Atwood commented: “Thanks to the writing of our contributors, the cast of lively fictional characters on the Manhattan rooftop in Fourteen Days have much to say to one another about life during the pandemic and even more about life in general, sometimes getting into discussions, debates or outright quarrels—and sometimes finding resolution in unexpected moments of empathy and connection. To provide a narrative framework, we structured the work so that the building’s super records the stories and conversations on her cellphone to create an unauthorized gorilla text.”
Millicent Bennett, editorial director at HMH, acquired world rights to the project for HMH’s Sugar23 Books imprint led by Angela Ledgerwood.
Bennett moved swiftly to pre-empt the novel. “As a reader, this irresistible, surprising novel immediately captured my imagination and my heart. And as an editor, Fourteen Days feels both inspiring and necessary as a response to the pandemic. Out of the dark, isolating early days of the pandemic, it manages to draw light and hope by focusing on the ways that we survive trauma and keep our humanity intact—through the bonds of community and through storytelling.
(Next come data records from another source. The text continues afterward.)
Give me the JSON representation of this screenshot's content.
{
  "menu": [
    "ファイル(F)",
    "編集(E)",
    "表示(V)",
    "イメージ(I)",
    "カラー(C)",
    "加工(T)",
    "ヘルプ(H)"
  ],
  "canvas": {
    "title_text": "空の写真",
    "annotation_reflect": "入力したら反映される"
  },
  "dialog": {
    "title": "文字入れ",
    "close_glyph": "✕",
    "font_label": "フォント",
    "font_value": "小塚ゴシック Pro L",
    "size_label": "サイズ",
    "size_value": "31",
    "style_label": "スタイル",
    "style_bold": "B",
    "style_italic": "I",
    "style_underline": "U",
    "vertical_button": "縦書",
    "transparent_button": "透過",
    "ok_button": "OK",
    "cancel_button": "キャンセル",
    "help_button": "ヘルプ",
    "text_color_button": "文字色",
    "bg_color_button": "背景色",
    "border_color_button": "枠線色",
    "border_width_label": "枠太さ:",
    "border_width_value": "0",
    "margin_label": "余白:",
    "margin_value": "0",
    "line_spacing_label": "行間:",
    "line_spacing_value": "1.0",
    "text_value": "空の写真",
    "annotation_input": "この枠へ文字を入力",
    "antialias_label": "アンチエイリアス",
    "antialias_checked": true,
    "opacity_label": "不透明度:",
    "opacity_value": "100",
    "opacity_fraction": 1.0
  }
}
It’s an honour to be working with the Authors Guild Foundation to bring this transportive work into the world,” she said.
All contributors to Fourteen Days will receive an honorarium, courtesy of Suzanne Collins of Hunger Games fame, who made a major donation to the Authors Guild Foundation to underwrite the project. Liz Van Hoose is the Foundation’s project editor, working with Preston to develop characters and weave the stories together. Daniel Conaway and the Writers House literary agency generously waived their commission for representation of the work.
“We are hugely indebted to all the writers and Dan for donating their time and resources to help make Fourteen Days a reality and allowing the proceeds from the book to benefit the Authors Guild Foundation,” said Mary Rasenberger, CEO of the Authors Guild and Authors Guild Foundation. “The need for programming and support of published writers has never been greater. Our latest member survey revealed that a staggering 71.4 percent of participating authors reported that their income (from any source) had declined since the COVID-19 crisis began. Respondents reported losing 49 percent of their regular pre-pandemic income on average. Given that challenge, it only seems fitting that a book about the COVID-19 pandemic should help benefit those hurting from its effects.”